Monday, Mar. 31, 1958
THE LONG SHADOW OF JOHN DEWEY
Thirty years of "life adjustment" by the followers of Progressive Educator John Dewey have left U.S. education over adjusted, ill-equipped to quicken intellectual life. This week, in "The Deeper Problem in Education," LIFE takes stock of the situation.
CONFIDENT of their own established values in ethics, law and culture, the old-fashioned teachers deliberately set out to pass down these values as part of a living tradition. They held that it was all one cultural heritage--everything from Boyle's Law to Cicero's First Oration against Catiline--and the more of it you learned, the wiser and more mentally alert you would be.
Dewey and his disciples revolted against this certitude, which had indeed grown more than a little ossified in its teaching methods. But history records no more egregious case of throwing out the baby with the bath water. "We agree," Dewey once said, "that we are uncertain as to where we are going and where we want to go, and why we are doing what we do." In a kind of country-club existentialism, Dewey and his boys genially contended that the traditional ends of education, like God, virtue and the idea of "culture," were all highly debatable and hence not worth debating. In their place: enter life adjustment.
The Deweyites thus transformed conditioning techniques into ends in themselves. Teachers' colleges assumed the dignity of lamaseries. Teachers were denied the chance of learning more about their subjects, in favor of compulsory education courses in how to teach them.
Within the schools, discipline gave way to increasingly dubious forms of group persuasion. "With teen-agers," one high school principal said proudly, "there is nothing more powerful than the approval or disapproval of the group. When the majority conforms, the others will go along."
It would not easily occur to the modern educationists that such blind fostering of group pressure is a travesty of free democracy. Such criticism honestly puzzles them, as do suggestions that they might concentrate more on dry "learning" subjects, like mathematics and languages, to the exclusion of teen-age problems, beauty care, fly casting.
The poor performance of their students has proved the educationists wrong. U.S. high school students are plain ignorant of things grammar school students would have known a generation ago. Years of barren discussion courses in English have made a whole generation chronically incoherent in the English language. Cut off from any but the most obvious contact with his tradition, e.g., an occasional project visit to the local courthouse, the student has lost his sense of history. Surely the history of the Crusades can give a young American a better grasp of the. problems implicit in the U.N. or NATO than dressing up as a Pakistani delegate in an imitation U.N. Assembly at school.
With Dewey's world so demonstrably in tatters, one might think the educationists would run up the white flag. Far from it. Entrenched in public school administrations, they defend with the adhesiveness of a band of brothers every article of their gobbledygook canons. In Holland, Mich, the Christian' High School, a respected institution of impeccable academic standards, has recently been denied accreditation by the North Central Association of Colleges and Secondary Schools because it refused to dilute its academic standards with shop and cooking courses. A sample of the canons by which such schools are judged: "Is the control and atmosphere of the individual's rooms and classes based upon teacher authority or group self-control and group-defined standards? To what extent are opportunities provided for children to develop moral and spiritual values through the process of direct experience in working with each other . . .?"
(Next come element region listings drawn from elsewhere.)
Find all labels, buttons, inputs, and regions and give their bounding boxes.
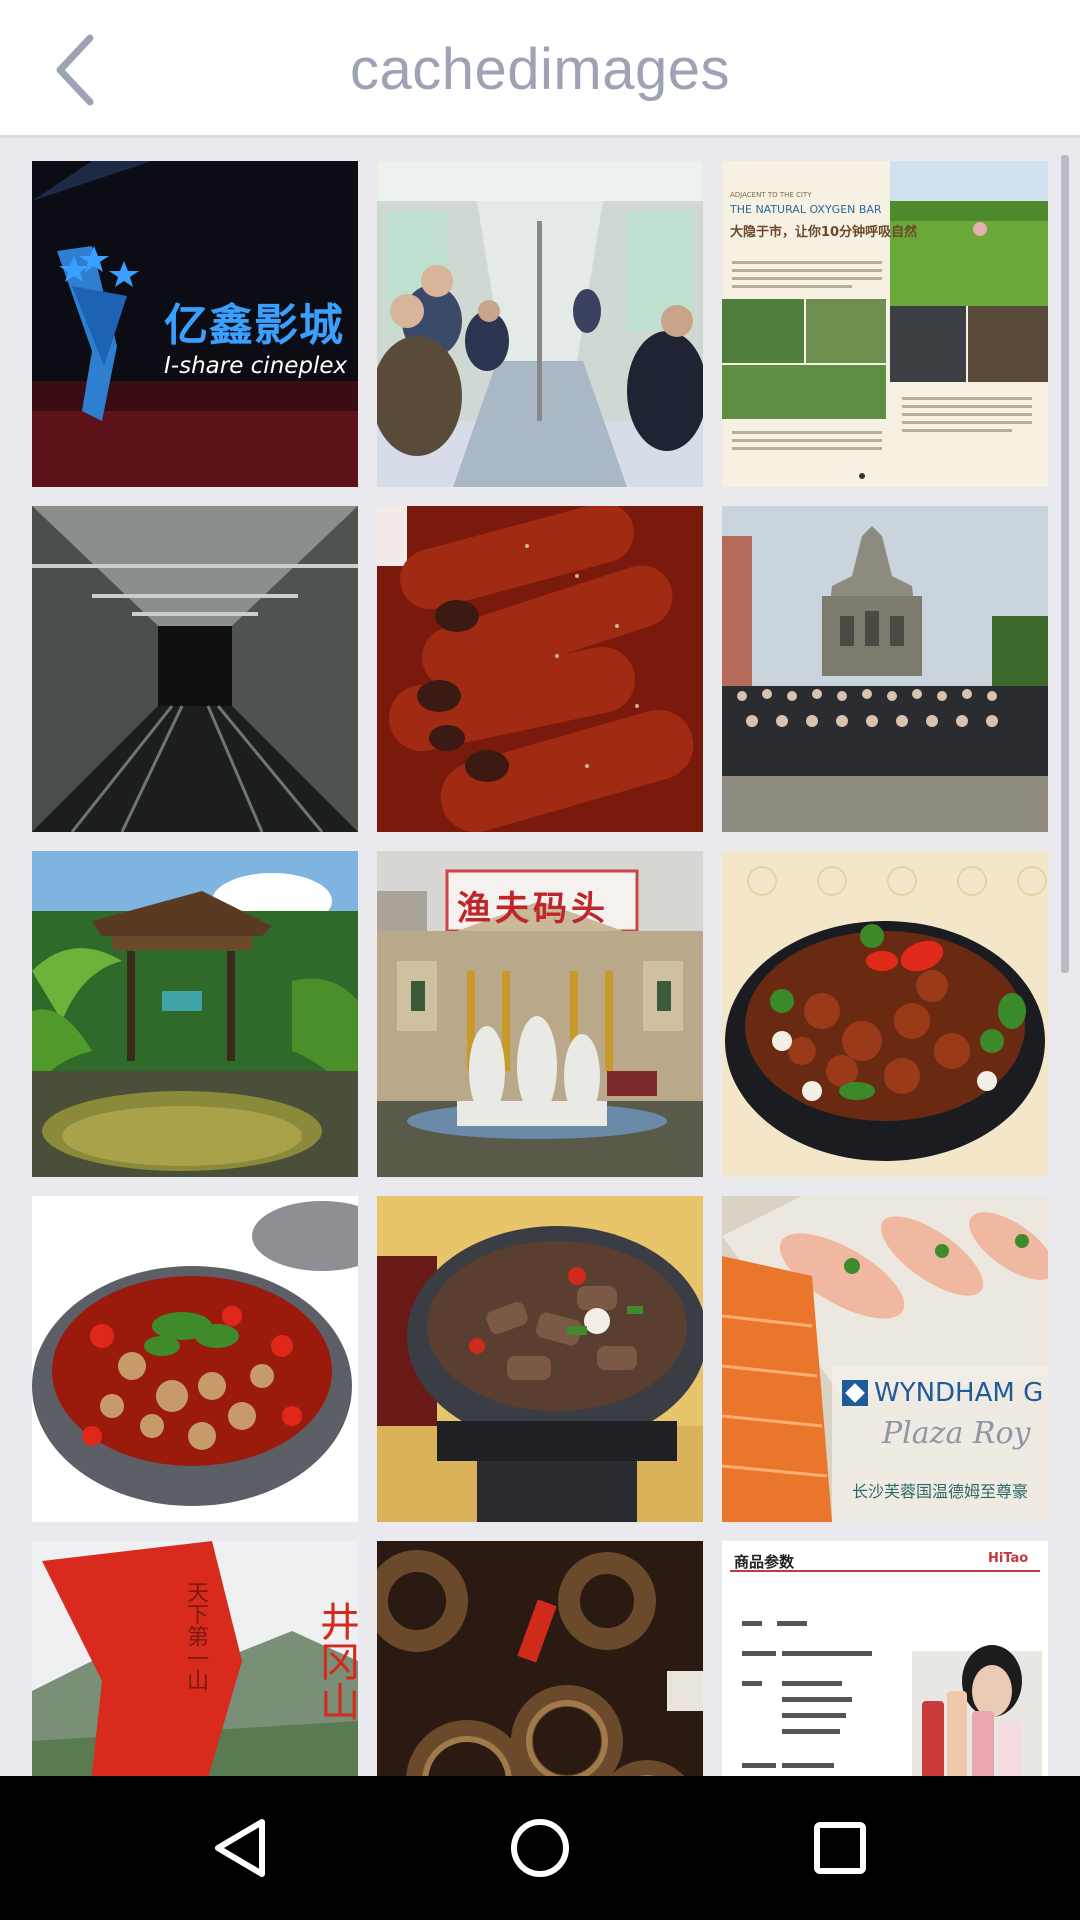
elevator-shaft-image[interactable] (32, 506, 358, 832)
cinema-logo-en-text: I-share cineplex (164, 353, 348, 379)
garden-pavilion-image[interactable] (32, 851, 358, 1177)
braised-beef-wok-image[interactable] (377, 1196, 703, 1522)
wyndham-brand-text: WYNDHAM G (874, 1378, 1044, 1408)
square-recents-icon (814, 1822, 866, 1874)
spec-sheet-brand: HiTao (988, 1551, 1029, 1566)
nav-home-button[interactable] (490, 1798, 590, 1898)
brochure-heading-large: THE NATURAL OXYGEN BAR (730, 203, 882, 216)
building-sign-text: 渔夫码头 (457, 889, 609, 929)
nav-recents-button[interactable] (790, 1798, 890, 1898)
scrollbar[interactable] (1061, 155, 1069, 973)
braised-eel-image[interactable] (377, 1541, 703, 1776)
subway-car-image[interactable] (377, 161, 703, 487)
system-nav-bar (0, 1776, 1080, 1920)
image-grid: 亿鑫影城 I-share cineplex ADJACENT TO THE CI… (32, 161, 1048, 1776)
jinggangshan-vertical-text: 井冈山 (313, 1601, 358, 1721)
nav-back-button[interactable] (190, 1798, 290, 1898)
oxygen-bar-brochure-image[interactable]: ADJACENT TO THE CITY THE NATURAL OXYGEN … (722, 161, 1048, 487)
wyndham-script-text: Plaza Roy (882, 1416, 1031, 1451)
cinema-logo-image[interactable]: 亿鑫影城 I-share cineplex (32, 161, 358, 487)
spec-sheet-title: 商品参数 (734, 1553, 795, 1571)
jinggangshan-monument-image[interactable]: 井冈山 天下第一山 (32, 1541, 358, 1776)
church-ruins-group-image[interactable] (722, 506, 1048, 832)
glazed-ribs-image[interactable] (377, 506, 703, 832)
app-bar: cachedimages (0, 0, 1080, 138)
sashimi-wyndham-image[interactable]: WYNDHAM G Plaza Roy 长沙芙蓉国温德姆至尊豪 (722, 1196, 1048, 1522)
page-title: cachedimages (350, 37, 730, 102)
brochure-heading-cn: 大隐于市，让你10分钟呼吸自然 (730, 225, 918, 240)
wyndham-cn-text: 长沙芙蓉国温德姆至尊豪 (852, 1482, 1029, 1501)
image-grid-container[interactable]: 亿鑫影城 I-share cineplex ADJACENT TO THE CI… (0, 141, 1080, 1776)
spicy-chicken-wok-image[interactable] (722, 851, 1048, 1177)
triangle-back-icon (215, 1819, 265, 1877)
circle-home-icon (511, 1819, 569, 1877)
brochure-heading-small: ADJACENT TO THE CITY (730, 191, 812, 199)
cinema-logo-cn-text: 亿鑫影城 (164, 300, 344, 351)
product-spec-sheet-image[interactable]: 商品参数 HiTao (722, 1541, 1048, 1776)
historic-building-statues-image[interactable]: 渔夫码头 (377, 851, 703, 1177)
monument-inscription-text: 天下第一山 (183, 1581, 208, 1691)
chili-hotpot-image[interactable] (32, 1196, 358, 1522)
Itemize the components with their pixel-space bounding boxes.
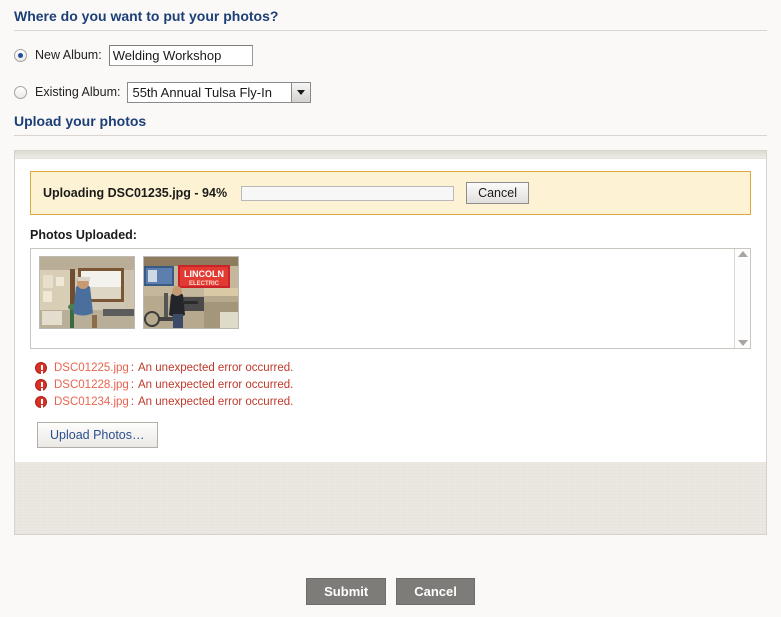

We cannot expect to cure such lopsided standards just by giving teachers the pay they deserve, building the schools we need, and ordering up more science courses. [But] a few important steps can be taken by state and local authorities. Most of our state teachers' colleges should be abolished as such and converted into liberal-arts colleges, with subordinate education departments. There must also be some drastic upgrading of curriculum requirements.
But most of all, we need to do some thinking about the true ends of education. The worthwhile innovations in method brought by Dewey's educationists should be kept. But their exclusive devotion to techniques and group adjustment should never again be allowed to hide the fact that American education exists first of all to educate the individual in a body of learning, with a tradition and purpose behind it.